Édouard and his wife Madeleine sit for an interview. Surrounded by cameras and microphones, Édouard, a famous, if insufferable, history professor, brags on his ability to recite dates and events. In counterpoint, his long-suffering wife jabs him with corrections wrought from her exhaustion dealing with a historian losing his memory.
The French-Canadian film, You Will Remember Me, realistically reflects the cost to the whole family when dementia steals in. Madeleine has had it: she cannot keep the “till death do us part” of her vows one more minute. She drops Édouard at their daughter Isabella’s house. But Isabella cannot put her life on hold either. Her partner, Patrick, offers to watch Édouard, but, then, he promises to pay his unemployed daughter Bérénice if she’ll watch Édouard.
This is where You Will Remember Me shifts from a horizontal plot line to a vertical character study. It’s a slow but painfully beautiful journey to watch. The old man keeps names and numbers in a red notebook. He tells Bérénice about courting his beloved Madeleine; he remembers the election of René Lévesque, but he also remembers something significant that he’d longed to forget. The renowned academic rants at Bérénice: young people, stuck on their cell phones, are “prisoners of the eternal present.” Then he adds, “Like me.”
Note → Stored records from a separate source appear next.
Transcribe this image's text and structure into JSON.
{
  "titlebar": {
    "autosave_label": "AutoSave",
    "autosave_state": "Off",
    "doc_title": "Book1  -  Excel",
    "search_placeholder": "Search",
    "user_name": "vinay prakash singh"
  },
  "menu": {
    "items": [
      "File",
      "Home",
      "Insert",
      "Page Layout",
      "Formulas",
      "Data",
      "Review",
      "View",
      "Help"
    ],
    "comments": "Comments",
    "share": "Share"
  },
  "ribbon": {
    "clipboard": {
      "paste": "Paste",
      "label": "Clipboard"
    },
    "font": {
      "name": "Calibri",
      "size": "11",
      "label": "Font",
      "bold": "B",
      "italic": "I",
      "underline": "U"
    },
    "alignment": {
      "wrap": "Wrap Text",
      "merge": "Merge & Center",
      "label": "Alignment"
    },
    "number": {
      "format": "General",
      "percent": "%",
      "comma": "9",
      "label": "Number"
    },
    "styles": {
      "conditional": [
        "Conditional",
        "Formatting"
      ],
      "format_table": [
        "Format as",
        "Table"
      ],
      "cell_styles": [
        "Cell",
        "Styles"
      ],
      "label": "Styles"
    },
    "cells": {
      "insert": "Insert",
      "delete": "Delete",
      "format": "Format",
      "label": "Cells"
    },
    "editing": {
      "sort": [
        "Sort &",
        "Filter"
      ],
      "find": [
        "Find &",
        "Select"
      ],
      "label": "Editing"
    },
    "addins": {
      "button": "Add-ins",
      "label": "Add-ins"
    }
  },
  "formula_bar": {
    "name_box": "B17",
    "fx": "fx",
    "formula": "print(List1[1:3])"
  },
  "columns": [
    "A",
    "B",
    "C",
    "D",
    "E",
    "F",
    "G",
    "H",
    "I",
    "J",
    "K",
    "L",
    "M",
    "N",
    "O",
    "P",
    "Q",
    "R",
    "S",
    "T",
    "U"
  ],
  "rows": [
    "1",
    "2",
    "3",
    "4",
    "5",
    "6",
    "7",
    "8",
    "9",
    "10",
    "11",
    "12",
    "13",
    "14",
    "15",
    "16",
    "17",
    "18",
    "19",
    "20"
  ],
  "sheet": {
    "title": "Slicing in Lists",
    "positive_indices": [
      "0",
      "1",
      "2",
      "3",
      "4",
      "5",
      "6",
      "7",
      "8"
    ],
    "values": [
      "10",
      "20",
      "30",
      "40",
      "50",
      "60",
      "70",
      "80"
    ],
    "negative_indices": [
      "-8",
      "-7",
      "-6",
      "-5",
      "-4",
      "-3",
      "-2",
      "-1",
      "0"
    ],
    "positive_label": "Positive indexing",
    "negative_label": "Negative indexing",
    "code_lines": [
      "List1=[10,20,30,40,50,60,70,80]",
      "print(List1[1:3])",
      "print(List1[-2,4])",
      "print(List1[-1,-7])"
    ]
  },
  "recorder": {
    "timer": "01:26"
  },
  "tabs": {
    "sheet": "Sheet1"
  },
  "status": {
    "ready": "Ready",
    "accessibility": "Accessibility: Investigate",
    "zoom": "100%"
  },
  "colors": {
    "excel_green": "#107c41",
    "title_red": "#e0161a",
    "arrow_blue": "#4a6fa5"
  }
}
Much of the film’s poignance depends on actor Rémy Girard, who captures Édouard’s confusion as cleanly as he nail’s the prof’s ego. Karelle Tremblay, with her Valentine-shaped face, handles Bérénice’s maturation well. They are supported ably by Julie Le Breton as Isabelle, David Boutin as Patrick, and France Castel as Madeleine.
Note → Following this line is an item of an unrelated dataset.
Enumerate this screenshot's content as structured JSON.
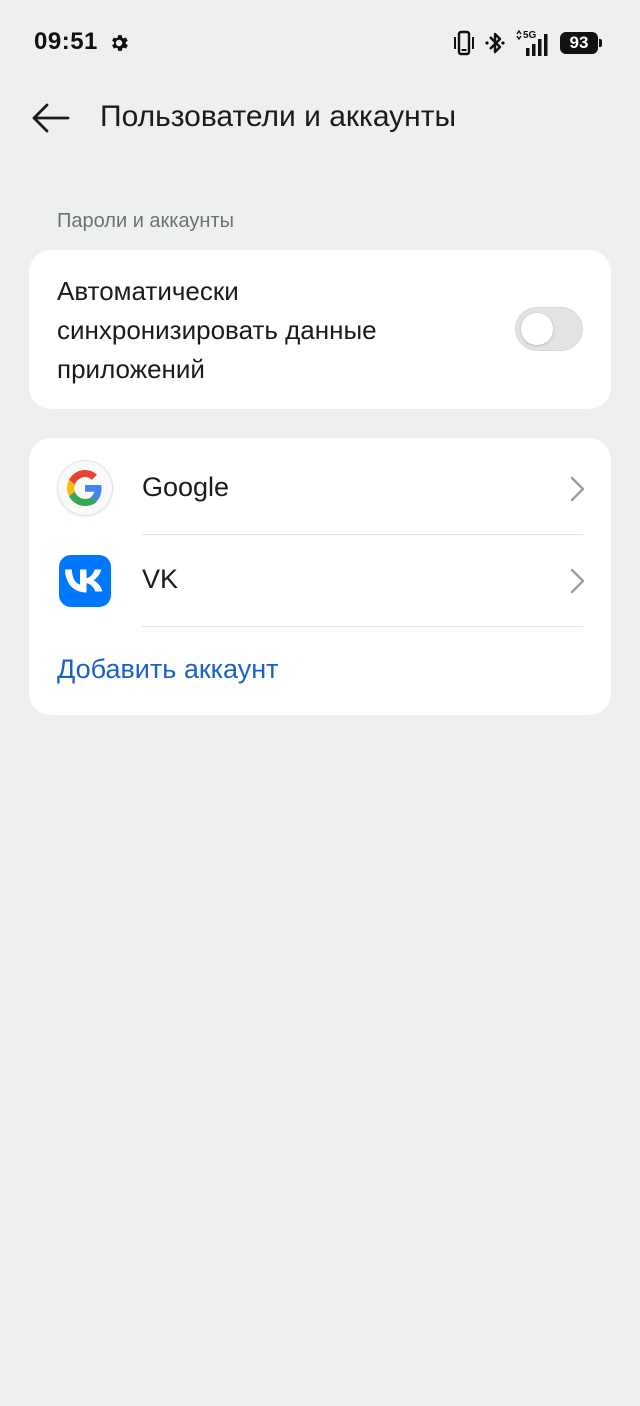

Director Éric Tessier, who adapted François Archambault’s play, coordinates flashbacks with the present-day plot line. Pierre Gill’s award-winning cinematography captures book-lined interiors with the same expertise as exterior scenes of reeds bowing in the snow. The film’s music includes Sarah McLachlan’s I Will Remember You, Bérénice’s anthem for finding meaning in life.
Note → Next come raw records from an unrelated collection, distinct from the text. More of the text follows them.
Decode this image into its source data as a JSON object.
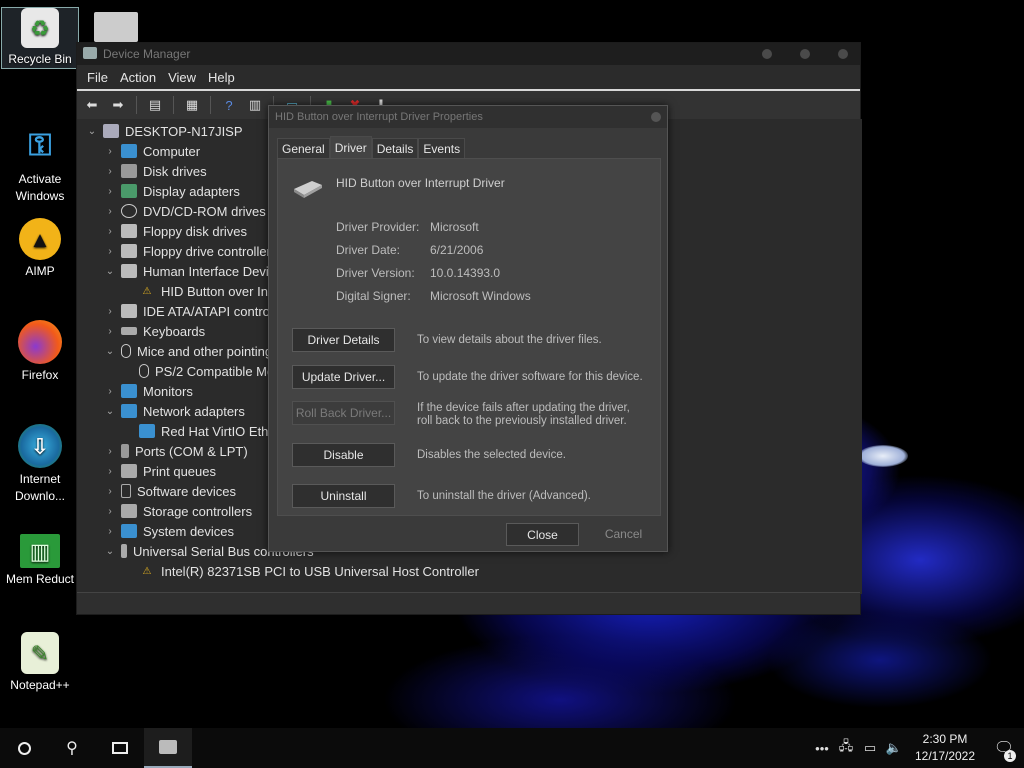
{
  "desktop": {
    "icons": [
      {
        "label": "Recycle Bin",
        "icon": "recycle-bin-icon"
      },
      {
        "label": "Activate Windows",
        "icon": "key-icon"
      },
      {
        "label": "AIMP",
        "icon": "aimp-icon"
      },
      {
        "label": "Firefox",
        "icon": "firefox-icon"
      },
      {
        "label": "Internet Downlo...",
        "icon": "internet-download-icon"
      },
      {
        "label": "Mem Reduct",
        "icon": "memory-icon"
      },
      {
        "label": "Notepad++",
        "icon": "notepadpp-icon"
      }
    ]
  },
  "device_manager": {
    "title": "Device Manager",
    "menu": [
      "File",
      "Action",
      "View",
      "Help"
    ],
    "tree": {
      "root": "DESKTOP-N17JISP",
      "nodes": [
        {
          "label": "Computer"
        },
        {
          "label": "Disk drives"
        },
        {
          "label": "Display adapters"
        },
        {
          "label": "DVD/CD-ROM drives"
        },
        {
          "label": "Floppy disk drives"
        },
        {
          "label": "Floppy drive controllers"
        },
        {
          "label": "Human Interface Devic"
        },
        {
          "label": "HID Button over Inte"
        },
        {
          "label": "IDE ATA/ATAPI controll"
        },
        {
          "label": "Keyboards"
        },
        {
          "label": "Mice and other pointing"
        },
        {
          "label": "PS/2 Compatible Mo"
        },
        {
          "label": "Monitors"
        },
        {
          "label": "Network adapters"
        },
        {
          "label": "Red Hat VirtIO Ether"
        },
        {
          "label": "Ports (COM & LPT)"
        },
        {
          "label": "Print queues"
        },
        {
          "label": "Software devices"
        },
        {
          "label": "Storage controllers"
        },
        {
          "label": "System devices"
        },
        {
          "label": "Universal Serial Bus controllers"
        },
        {
          "label": "Intel(R) 82371SB PCI to USB Universal Host Controller"
        }
      ]
    }
  },
  "dialog": {
    "title": "HID Button over Interrupt Driver Properties",
    "tabs": [
      "General",
      "Driver",
      "Details",
      "Events"
    ],
    "active_tab": "Driver",
    "device_name": "HID Button over Interrupt Driver",
    "fields": [
      {
        "label": "Driver Provider:",
        "value": "Microsoft"
      },
      {
        "label": "Driver Date:",
        "value": "6/21/2006"
      },
      {
        "label": "Driver Version:",
        "value": "10.0.14393.0"
      },
      {
        "label": "Digital Signer:",
        "value": "Microsoft Windows"
      }
    ],
    "actions": [
      {
        "label": "Driver Details",
        "desc": "To view details about the driver files."
      },
      {
        "label": "Update Driver...",
        "desc": "To update the driver software for this device."
      },
      {
        "label": "Roll Back Driver...",
        "desc": "If the device fails after updating the driver, roll back to the previously installed driver."
      },
      {
        "label": "Disable",
        "desc": "Disables the selected device."
      },
      {
        "label": "Uninstall",
        "desc": "To uninstall the driver (Advanced)."
      }
    ],
    "close_label": "Close",
    "cancel_label": "Cancel"
  },
  "taskbar": {
    "time": "2:30 PM",
    "date": "12/17/2022",
    "notification_count": "1"
  }
}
You Will Remember Me is like Still Alice, the film version of Lisa Genova’s novel, which is also about a professor reduced by Alzheimer’s. Both look at the effects of dementia, but in many ways, the 2020 Canadian film surpasses the 2014 American film for which Julianne Moore won an Oscar. Both consider memory loss, but, more importantly, each studies friendship and family in the face of that loss.